NASD Preparing Move Against Blodget
Former Analyst Could Face Fine, BanishmentJan 4, 2003 | Washington Post The securities industry's self-regulatory body told former Merrill Lynch & Co. Internet analyst Henry Blodget that it is prepared to take action against him for his bullish recommendations on stocks that later crashed, according to a source familiar with the matter.
The regulatory arm of the NASD has said Blodget supported weak stocks to generate investment banking fees for his firm. His "buy" calls made him a star analyst during the dot-com stock market bubble.
The NASD issued Blodget what is called a Wells Notice, giving him a chance to defend himself before regulators decide what action to pursue.
Blodget, who left Merrill Lynch in late 2001 and is working on a book about his experiences on Wall Street, could be fined several million dollars. He could also be expelled from the securities industry. Blodget could not be reached last night. Spokesmen for Merrill Lynch did not return calls.
Blodget is the second high-profile analyst targeted by the NASD in recent months. Former Salomon Smith Barney telecommunications analyst Jack Grubman agreed to pay $15 million last year to settle charges that his stock recommendations were too optimistic. He was also banned from the industry under the settlement with the NASD.
Blodget, a Yale graduate with a degree in literature and a winning television presence, became a media darling during the stock boom with his ebullient calls on companies such as Pets.com and eToys, both of which are out of business. He vaulted to stardom in December 1998 when he predicted that the stock of online retailer Amazon.com, then trading at $242 per share, would reach $400 within a year. It reached that level in three weeks and got Blodget a $3 million job with Merrill.
He went on to make more than 100 media appearances over the next two years and his pay rose to $12 million, according to an affidavit filed by New York state Attorney General Eliot L. Spitzer in his lawsuit against Merrill Lynch.
Blodget's fortunes faded when the market retreated and Internet stocks crashed. He was Spitzer's first Wall Street target.

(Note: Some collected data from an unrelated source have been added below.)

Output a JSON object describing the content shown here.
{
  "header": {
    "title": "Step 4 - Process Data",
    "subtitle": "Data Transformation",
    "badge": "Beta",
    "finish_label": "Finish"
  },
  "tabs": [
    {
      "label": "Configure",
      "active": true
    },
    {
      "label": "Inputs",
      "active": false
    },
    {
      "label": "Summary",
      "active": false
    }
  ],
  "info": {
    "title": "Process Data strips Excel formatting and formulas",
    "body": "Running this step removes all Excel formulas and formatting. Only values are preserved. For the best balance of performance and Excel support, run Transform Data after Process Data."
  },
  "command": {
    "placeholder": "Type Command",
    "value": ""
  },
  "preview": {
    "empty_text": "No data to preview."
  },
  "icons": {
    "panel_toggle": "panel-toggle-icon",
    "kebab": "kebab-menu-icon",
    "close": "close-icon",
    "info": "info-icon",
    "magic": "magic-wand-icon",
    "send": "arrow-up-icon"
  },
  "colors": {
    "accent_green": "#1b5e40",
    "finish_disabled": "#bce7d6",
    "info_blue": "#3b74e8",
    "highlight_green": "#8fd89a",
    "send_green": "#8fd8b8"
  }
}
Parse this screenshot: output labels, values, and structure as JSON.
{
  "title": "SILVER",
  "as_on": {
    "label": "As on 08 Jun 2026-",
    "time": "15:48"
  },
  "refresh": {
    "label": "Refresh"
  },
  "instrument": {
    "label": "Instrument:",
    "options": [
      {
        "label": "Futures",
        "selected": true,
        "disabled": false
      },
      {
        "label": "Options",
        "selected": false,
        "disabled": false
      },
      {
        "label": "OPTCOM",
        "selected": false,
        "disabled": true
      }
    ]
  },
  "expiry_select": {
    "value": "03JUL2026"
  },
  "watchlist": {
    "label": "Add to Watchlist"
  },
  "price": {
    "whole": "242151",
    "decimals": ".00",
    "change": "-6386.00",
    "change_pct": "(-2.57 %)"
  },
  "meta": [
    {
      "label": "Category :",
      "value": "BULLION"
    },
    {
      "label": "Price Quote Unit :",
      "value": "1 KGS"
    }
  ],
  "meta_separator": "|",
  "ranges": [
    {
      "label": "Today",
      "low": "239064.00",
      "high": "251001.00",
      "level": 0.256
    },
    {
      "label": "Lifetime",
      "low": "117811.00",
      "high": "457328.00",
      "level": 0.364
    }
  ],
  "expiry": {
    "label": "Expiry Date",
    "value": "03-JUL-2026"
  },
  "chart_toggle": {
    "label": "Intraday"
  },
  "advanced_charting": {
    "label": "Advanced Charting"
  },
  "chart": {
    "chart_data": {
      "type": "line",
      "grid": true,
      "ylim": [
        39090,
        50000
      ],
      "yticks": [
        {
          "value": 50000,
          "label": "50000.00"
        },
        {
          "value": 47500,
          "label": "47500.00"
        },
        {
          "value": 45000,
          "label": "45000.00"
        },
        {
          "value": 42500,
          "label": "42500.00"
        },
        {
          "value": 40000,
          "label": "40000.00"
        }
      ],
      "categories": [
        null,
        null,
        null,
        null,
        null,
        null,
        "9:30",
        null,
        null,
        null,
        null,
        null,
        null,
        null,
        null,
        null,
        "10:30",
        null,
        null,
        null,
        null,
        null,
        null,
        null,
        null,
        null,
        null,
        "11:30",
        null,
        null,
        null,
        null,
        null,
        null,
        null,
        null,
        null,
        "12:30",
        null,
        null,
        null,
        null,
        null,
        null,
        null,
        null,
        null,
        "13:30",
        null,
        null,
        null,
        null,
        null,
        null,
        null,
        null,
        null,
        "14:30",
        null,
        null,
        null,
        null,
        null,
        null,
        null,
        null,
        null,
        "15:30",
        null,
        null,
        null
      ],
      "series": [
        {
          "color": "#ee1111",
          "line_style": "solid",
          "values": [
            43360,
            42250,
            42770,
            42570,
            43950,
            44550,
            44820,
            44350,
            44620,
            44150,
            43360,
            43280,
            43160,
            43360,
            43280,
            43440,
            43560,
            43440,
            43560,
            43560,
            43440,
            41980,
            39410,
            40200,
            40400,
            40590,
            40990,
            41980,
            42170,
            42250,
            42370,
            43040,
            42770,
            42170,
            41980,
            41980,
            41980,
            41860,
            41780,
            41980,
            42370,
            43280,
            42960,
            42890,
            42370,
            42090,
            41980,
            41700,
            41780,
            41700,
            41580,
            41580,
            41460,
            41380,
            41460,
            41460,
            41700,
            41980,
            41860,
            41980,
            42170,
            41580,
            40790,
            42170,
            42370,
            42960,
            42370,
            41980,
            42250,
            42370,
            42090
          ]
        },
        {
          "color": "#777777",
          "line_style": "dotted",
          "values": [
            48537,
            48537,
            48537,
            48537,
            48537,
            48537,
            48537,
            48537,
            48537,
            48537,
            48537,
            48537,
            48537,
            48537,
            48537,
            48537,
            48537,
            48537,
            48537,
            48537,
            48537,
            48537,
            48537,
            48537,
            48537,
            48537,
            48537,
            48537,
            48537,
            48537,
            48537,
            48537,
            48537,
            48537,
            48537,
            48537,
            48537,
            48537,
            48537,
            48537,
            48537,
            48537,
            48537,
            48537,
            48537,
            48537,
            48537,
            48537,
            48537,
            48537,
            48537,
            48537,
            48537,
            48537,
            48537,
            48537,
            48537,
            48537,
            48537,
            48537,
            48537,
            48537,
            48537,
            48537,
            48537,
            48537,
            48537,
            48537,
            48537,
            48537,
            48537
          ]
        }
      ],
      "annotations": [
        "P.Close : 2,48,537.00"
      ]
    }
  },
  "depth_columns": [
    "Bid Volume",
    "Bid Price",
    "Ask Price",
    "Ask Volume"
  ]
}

The attorney used a New York state banking law to subpoena internal Merrill e-mails. Spitzer found e-mails in which Blodget and other Merrill analysts privately mocked stocks that they publicly urged investors to buy.
Spitzer's lawsuit was the first of several investigations by state and federal regulators into allegations that analysts regularly hyped the stocks of dubious companies to earn investment banking fees. Those fees helped make Blodget, Grubman and others among the highest-paid employees on Wall Street for a time. Spitzer settled his case against Merrill for $100 million and agreed not to press charges against Blodget.
The regulatory investigations ended last month with a settlement between state, federal and industry regulators and 10 of Wall Street's biggest firms, including Merrill Lynch.
Under the deal, the firms agreed to pay about $1.4 billion in fines and other penalties. The deal includes stricter rules governing when analysts may interact with investment bankers. Details are still being worked out.
The settlement ended investigations of the firms but not of individual analysts such as Grubman and Blodget.